Esteban tomó de la mano a Acacia y avanzó hacia la puerta de la calle con la muchacha tras él, en tanto Raimunda se colocaba en medio de la puerta, medio taponándola, intentando cerrarles el paso, la huida… Al propio tiempo, Raimunda seguía llamando a gritos a la gente

  • · ¡Aquí, aquí toos! ¡Aquí tá’l’asesino, el creminá, y la perdía de su cómplice! ¡Prendélos, prendélos a los dos, qu’aquí están los dos!

Entonces, cuando Esteban, tirando tras de sí de Acacia, avanzaba hacia la puerta, en la sala aparecieron la Juliana, el Rubio, el Bernabé y otra moza más, criada de la casa.

Esteban, ante tal irrupción, esgrimió su escopeta, alzándola y apuntando a unos y a otros, mientras decía

  • · ¡Quietos; quietos toos, si no querís qu’aquí haya una perdición mu grande! ¡Quitarse toos d’el medio; paso franco! ¡Paso franco hi dicho!...
  • · ¡En jamás! ¡Antes me tendrís que matar! ¡Sólo sobre mi cadáver podrís salir!

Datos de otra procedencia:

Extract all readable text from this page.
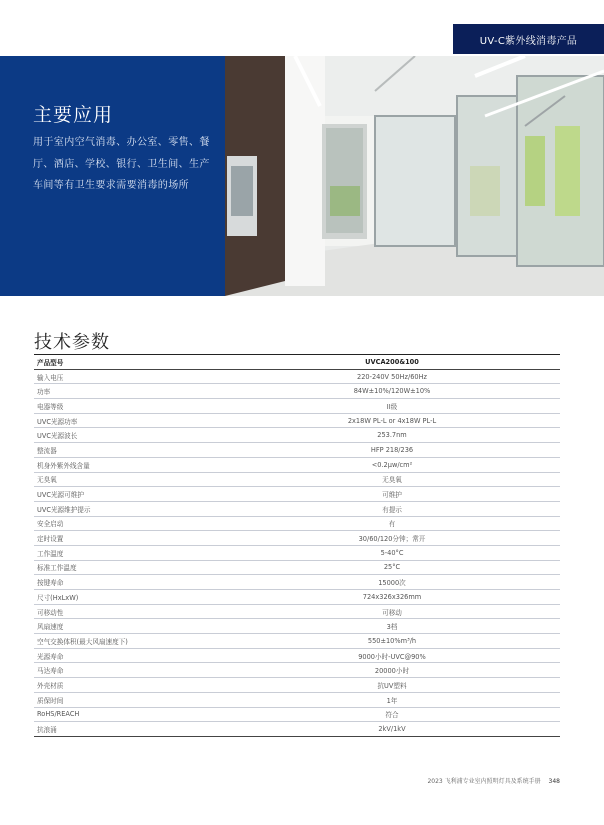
UV-C紫外线消毒产品
主要应用
用于室内空气消毒、办公室、零售、餐
厅、酒店、学校、银行、卫生间、生产
车间等有卫生要求需要消毒的场所
技术参数
产品型号	UVCA200&100
输入电压	220-240V 50Hz/60Hz
功率	84W±10%/120W±10%
电器等级	II级
UVC光源功率	2x18W PL-L or 4x18W PL-L
UVC光源波长	253.7nm
整流器	HFP 218/236
机身外紫外线含量	<0.2μw/cm²
无臭氧	无臭氧
UVC光源可维护	可维护
UVC光源维护提示	有提示
安全启动	有
定时设置	30/60/120分钟；常开
工作温度	5-40°C
标准工作温度	25°C
按键寿命	15000次
尺寸(HxLxW)	724x326x326mm
可移动性	可移动
风扇速度	3档
空气交换体积(最大风扇速度下)	550±10%m³/h
光源寿命	9000小时-UVC@90%
马达寿命	20000小时
外壳材质	抗UV塑料
质保时间	1年
RoHS/REACH	符合
抗浪涌	2kV/1kV
2023 飞利浦专业室内照明灯具及系统手册 348
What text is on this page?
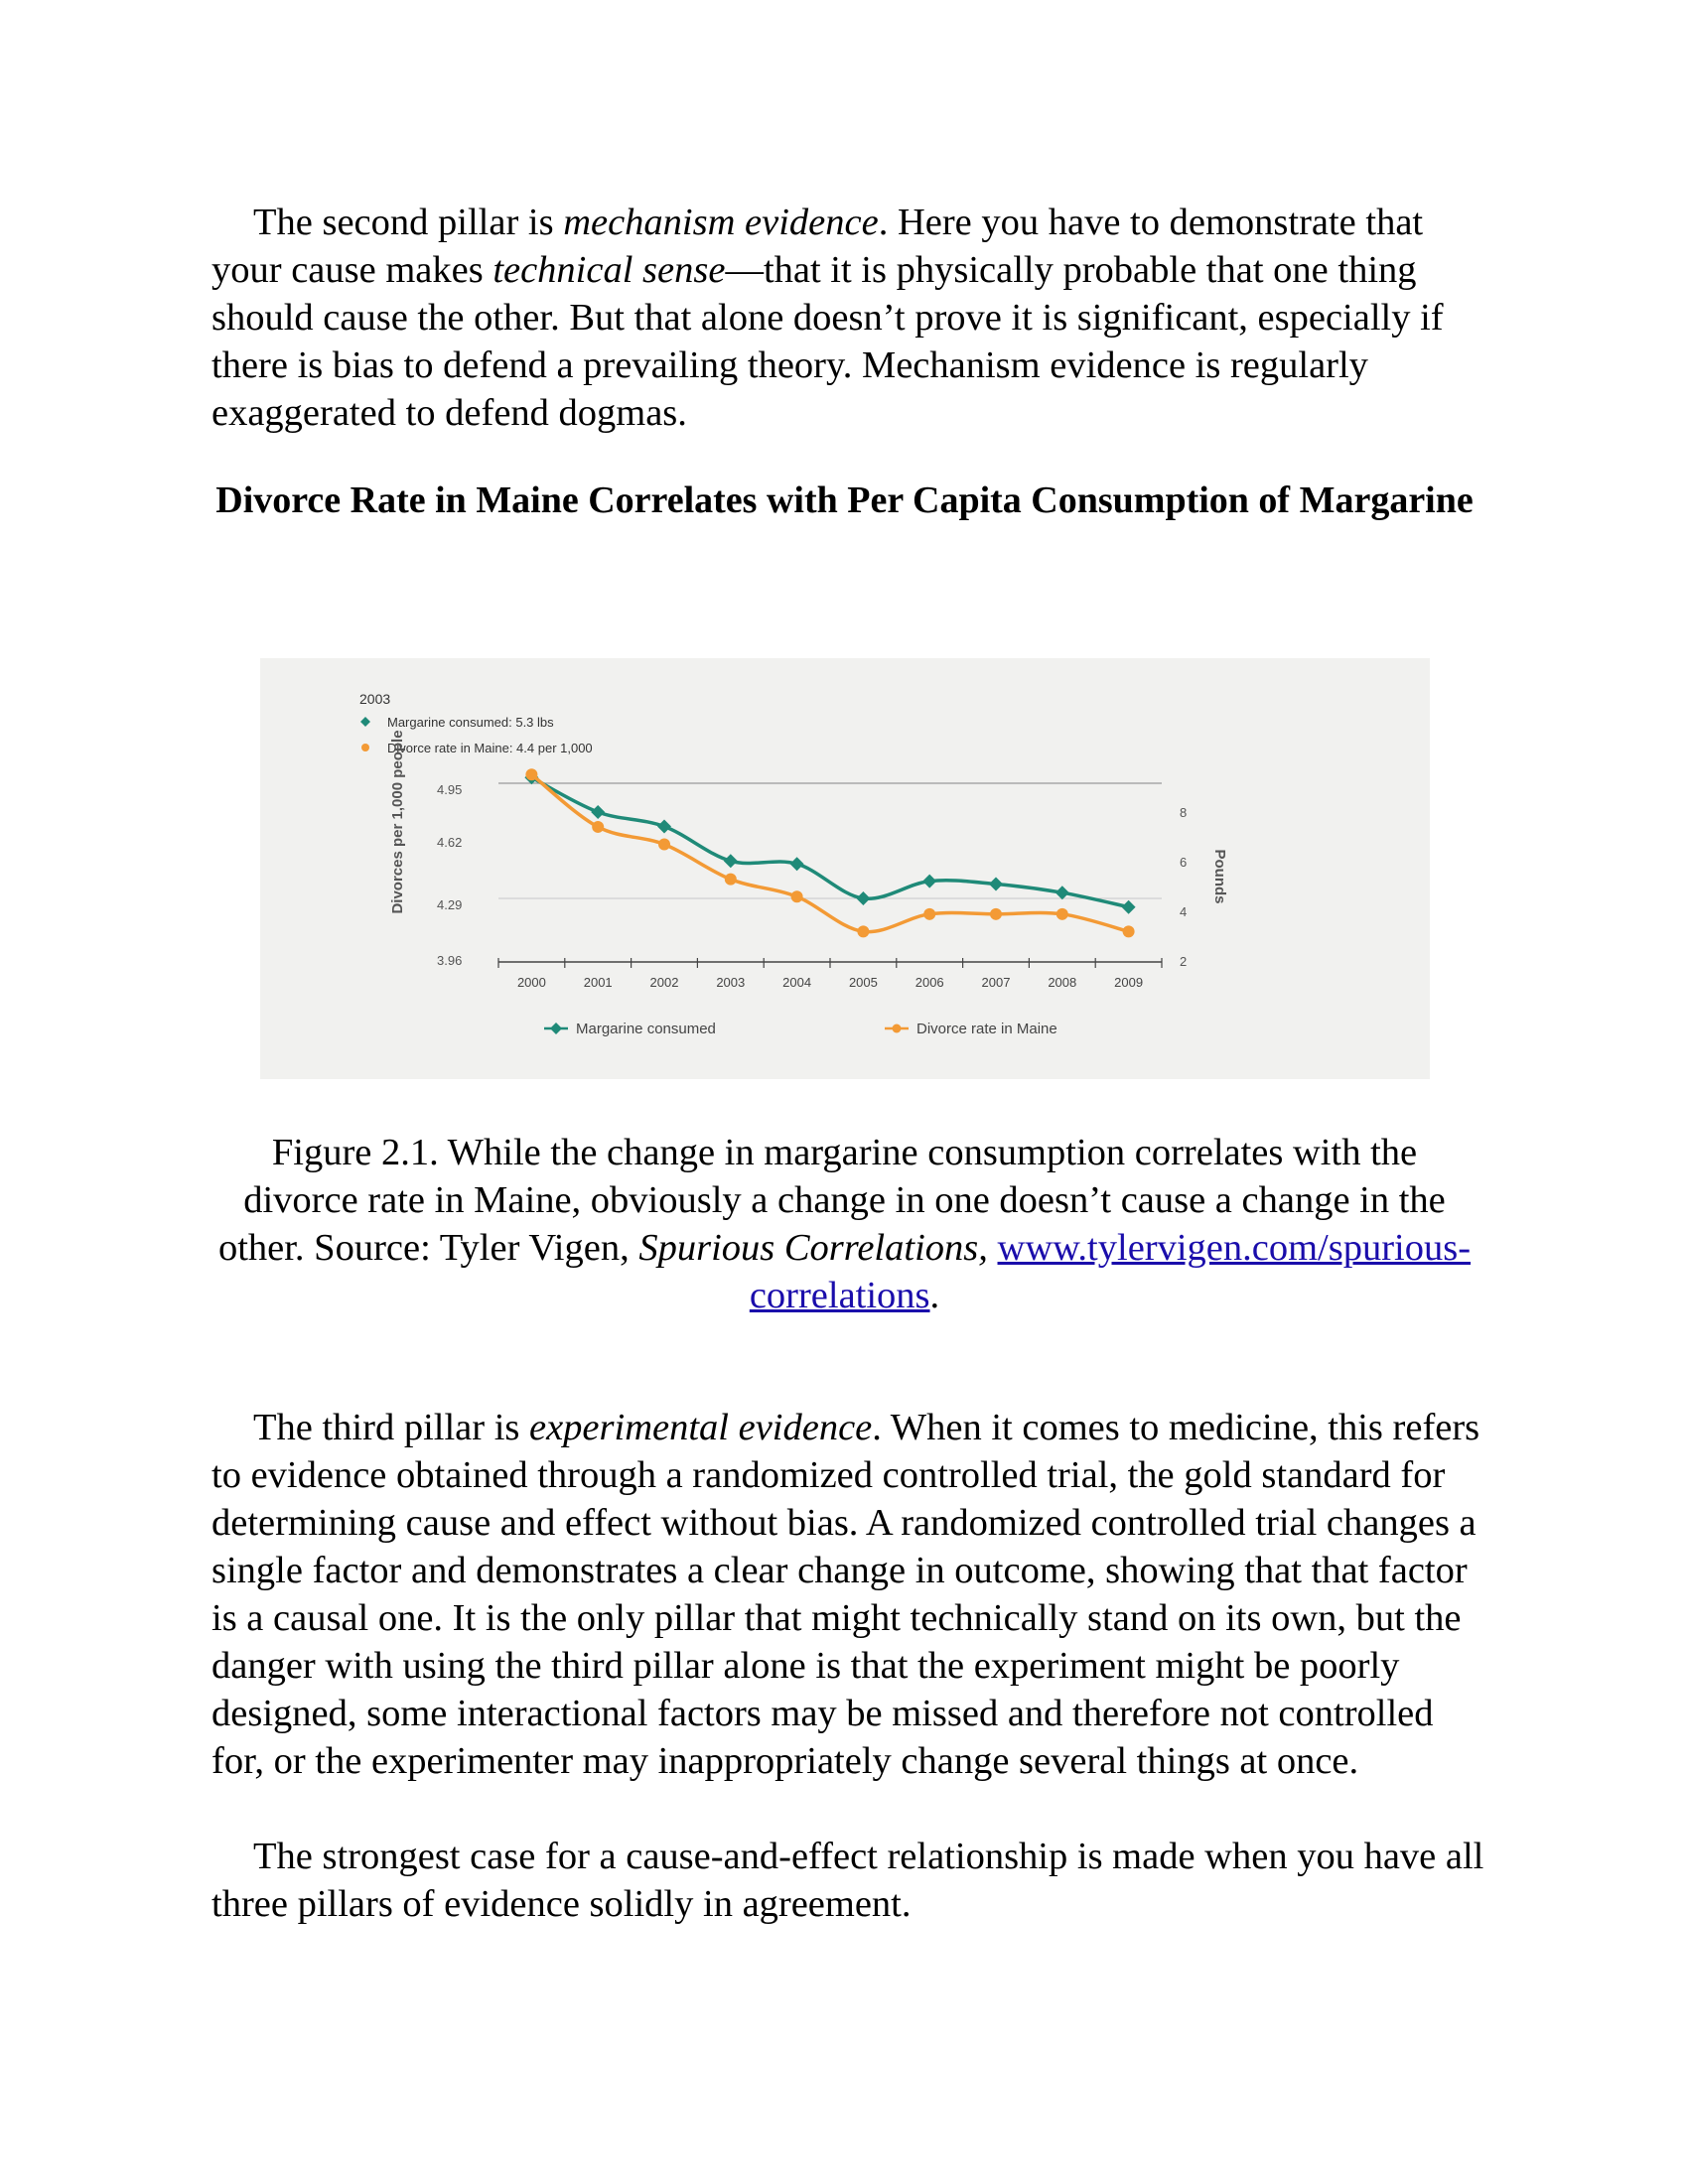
The second pillar is mechanism evidence. Here you have to demonstrate that your cause makes technical sense—that it is physically probable that one thing should cause the other. But that alone doesn’t prove it is significant, especially if there is bias to defend a prevailing theory. Mechanism evidence is regularly exaggerated to defend dogmas.

Divorce Rate in Maine Correlates with Per Capita Consumption of Margarine
2003
Margarine consumed: 5.3 lbs
Divorce rate in Maine: 4.4 per 1,000
Divorces per 1,000 people	Pounds
2000	2001	2002	2003	2004	2005	2006	2007	2008	2009
4.95
4.62
4.29
3.96
8
6
4
2
Margarine consumed	Divorce rate in Maine

Figure 2.1. While the change in margarine consumption correlates with the divorce rate in Maine, obviously a change in one doesn’t cause a change in the other. Source: Tyler Vigen, Spurious Correlations, www.tylervigen.com/spurious-correlations.

The third pillar is experimental evidence. When it comes to medicine, this refers to evidence obtained through a randomized controlled trial, the gold standard for determining cause and effect without bias. A randomized controlled trial changes a single factor and demonstrates a clear change in outcome, showing that that factor is a causal one. It is the only pillar that might technically stand on its own, but the danger with using the third pillar alone is that the experiment might be poorly designed, some interactional factors may be missed and therefore not controlled for, or the experimenter may inappropriately change several things at once.

The strongest case for a cause-and-effect relationship is made when you have all three pillars of evidence solidly in agreement.
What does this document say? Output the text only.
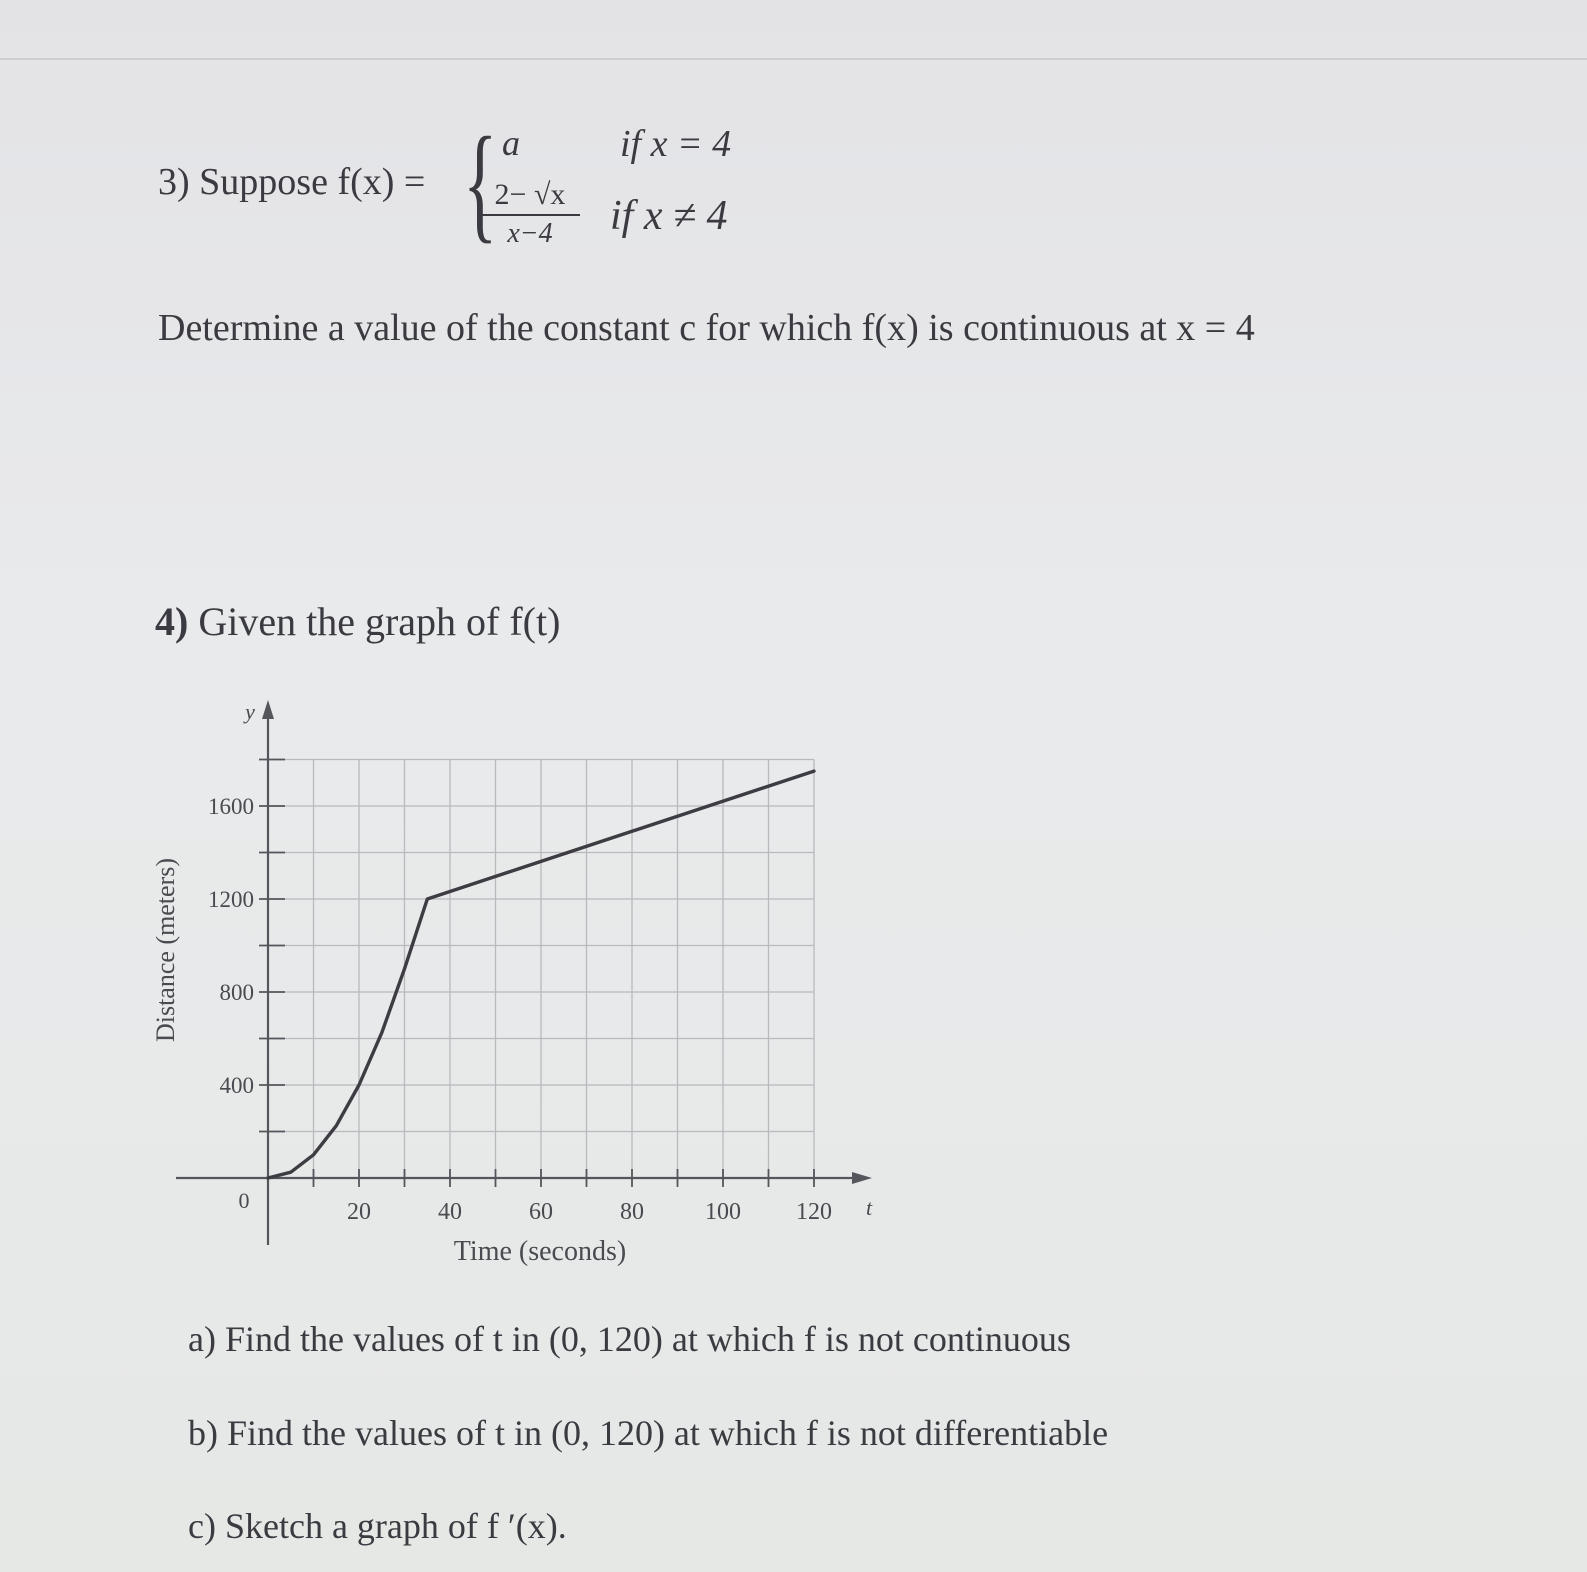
3) Suppose f(x) = { a	if x = 4
$\frac{2- √x}{x-4}$ if x ≠ 4
Determine a value of the constant c for which f(x) is continuous at x = 4
4) Given the graph of f(t)
20	40	60	80	100 120
400
800
1200
1600
0	t
y
Time (seconds)
Distance (meters)
a) Find the values of t in (0, 120) at which f is not continuous
b) Find the values of t in (0, 120) at which f is not differentiable
c) Sketch a graph of f ′(x).
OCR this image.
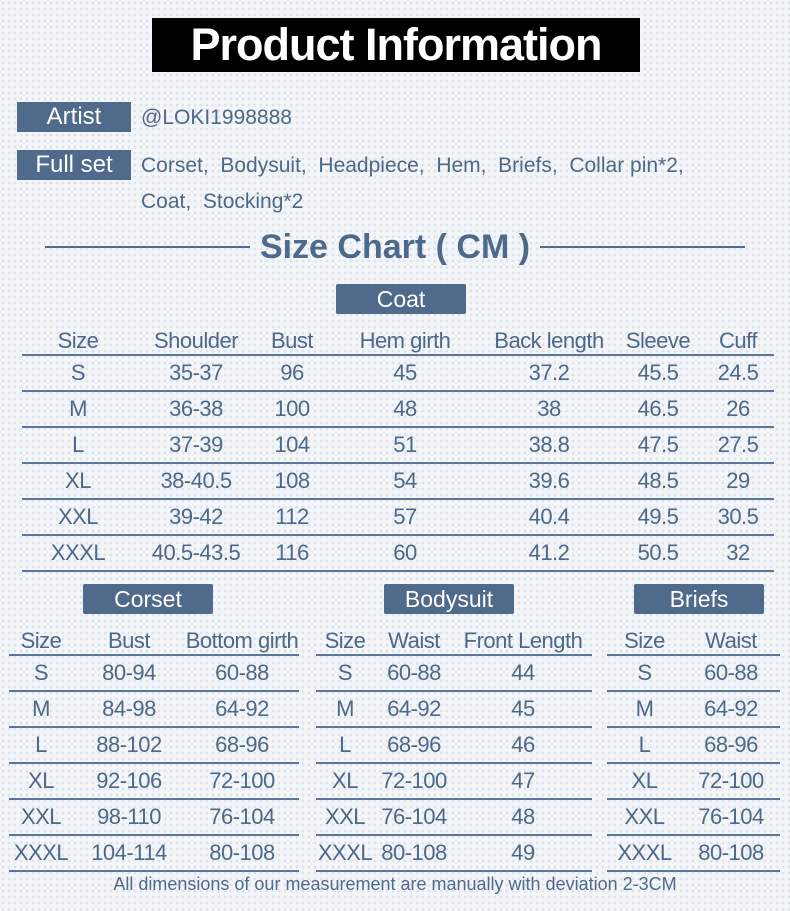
Product Information
Artist	@LOKI1998888
Full set	Corset,  Bodysuit,  Headpiece,  Hem,  Briefs,  Collar pin*2,
Coat,  Stocking*2
Size Chart ( CM )
Coat
Size	Shoulder	Bust	Hem girth	Back length	Sleeve	Cuff
S	35-37	96	45	37.2	45.5	24.5
M	36-38	100	48	38	46.5	26
L	37-39	104	51	38.8	47.5	27.5
XL	38-40.5	108	54	39.6	48.5	29
XXL	39-42	112	57	40.4	49.5	30.5
XXXL	40.5-43.5	116	60	41.2	50.5	32
Corset
Size	Bust	Bottom girth
S	80-94	60-88
M	84-98	64-92
L	88-102	68-96
XL	92-106	72-100
XXL	98-110	76-104
XXXL	104-114	80-108
Bodysuit
Size	Waist	Front Length
S	60-88	44
M	64-92	45
L	68-96	46
XL	72-100	47
XXL	76-104	48
XXXL	80-108	49
Briefs
Size	Waist
S	60-88
M	64-92
L	68-96
XL	72-100
XXL	76-104
XXXL	80-108
All dimensions of our measurement are manually with deviation 2-3CM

Raimunda fue quien así habló, aunque la gente de la casa sí que hizo caso al Esteban, dando pasitos atrás, pues no cabía duda de que Esteban hablaba algo más que en serio, y tampoco era cosa de dejarse matar por algo que, al fin y al cabo, en nada les concernía.

Pendiendo de un clavo, en una pared de la estancia, había una escopeta, una canana, más repleta que falta de cartuchos, y un morral de caza, con más cartuchos aún que la canana. La Acacia se llegó hasta allí; lo descolgó todo y, con la canana y el morral echados a la espalda y la escopeta en la mano, se dirigió hacia su madre, hasta plantarse ante ella. Levantó la escopeta y de un culatazo en el hombro lanzó por tierra a Raimunda. Luego dijo

  • · Vámonos Esteban. Aquí n’hacemos ya.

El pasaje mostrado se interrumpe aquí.